The Hamilton County Board of Commissioners on Tuesday approved a resolution to move forward with plans for a “mobile health unit” — a bus that would deliver the COVID-19 vaccine and other health care services to underserved communities in the county.

"This is bringing access to public health, to communities with trusting partners, and bringing the help to the people, versus the people trying to find the help," said Commissioner Alice Reece, who has been among the idea's strongest advocates.

The concept came from Hampton University in Hampton, Virginia, which already has its own mobile health unit.
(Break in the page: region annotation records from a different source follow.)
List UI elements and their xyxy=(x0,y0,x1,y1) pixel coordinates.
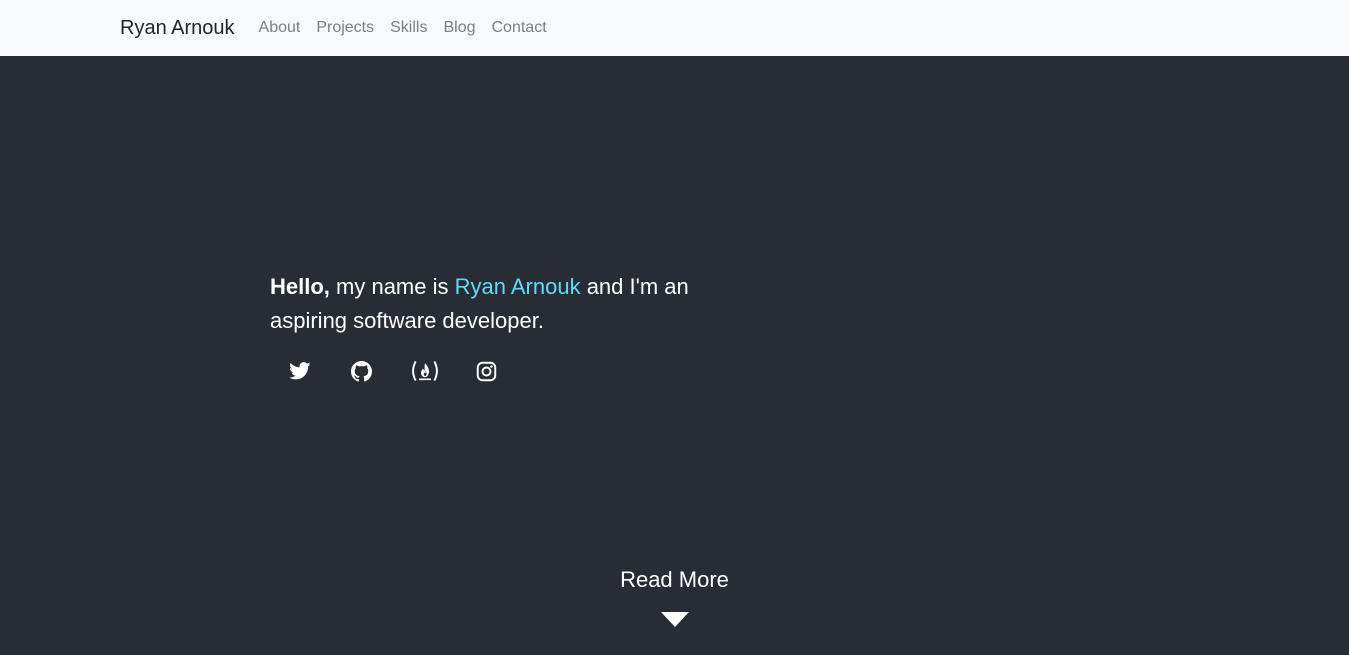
freecodecamp-icon[interactable] xyxy=(410,356,440,386)
github-icon[interactable] xyxy=(346,356,376,386)
navbar: Ryan Arnouk About Projects Skills Blog C… xyxy=(0,0,1349,56)
nav-link-blog[interactable]: Blog xyxy=(443,20,475,36)
hero-greeting: Hello, xyxy=(270,274,330,299)
nav-link-projects[interactable]: Projects xyxy=(316,20,374,36)
hero-text-before-name: my name is xyxy=(329,274,455,299)
read-more-button[interactable]: Read More xyxy=(0,564,1349,596)
nav-link-contact[interactable]: Contact xyxy=(492,20,547,36)
social-links xyxy=(270,356,501,386)
instagram-icon[interactable] xyxy=(471,356,501,386)
nav-link-skills[interactable]: Skills xyxy=(390,20,427,36)
hero-name: Ryan Arnouk xyxy=(454,274,581,299)
hero-intro: Hello, my name is Ryan Arnouk and I'm an… xyxy=(270,270,690,338)
caret-down-icon[interactable] xyxy=(661,612,689,627)
twitter-icon[interactable] xyxy=(285,356,315,386)
nav-link-about[interactable]: About xyxy=(259,20,301,36)
brand-link[interactable]: Ryan Arnouk xyxy=(120,18,235,38)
Reece traveled to the university over the weekend to see how their unit operates; she returned excited about the possibility of reaching Hamilton County minority communities that lack easy access to health care and people who cannot physically travel to the doctor's office on their own.

Although delivering the COVID-19 vaccine is local leaders' foremost priority now, Reece and others anticipated situations in which a mobile health unit would be useful far into the future.

"It will be significant and it will be transformative," said Joe Mallory, president of the Cincinnati NAACP, of his own hopes for the project. "And it can be used for multiple purposes to address these barriers that exist in the community."

RELATED: HamCo. is second-best county in Ohio for vaccinating African Americans, but disparities still exist

Tuesday's resolution instructs the county to look for a source of funding that would pay for the mobile health unit for three years.

Hampton university's health unit costs about $500,000. Reece said the Health Collaborative — a Cincinnati-based organization that helps health care groups coordinate large-scale projects and pool resources — has about $8 million to fund projects like this on a local level.

"We have to work on mapping out timing because we've got to get the vehicle, get moving, so it'll be turned over to the administration to move forward," Reece said.

Earlier this month, Hamilton County officials used a van to vaccinate 60 people in Woodlawn. Hamilton County Public Health had purchased the van in November with CARES Act dollars, and Reece said she was immediately enthusiastic about finding other ways to bring health care into neighborhoods where Hamilton County residents live.

She said she hopes the mobile health unit will hit the road in April.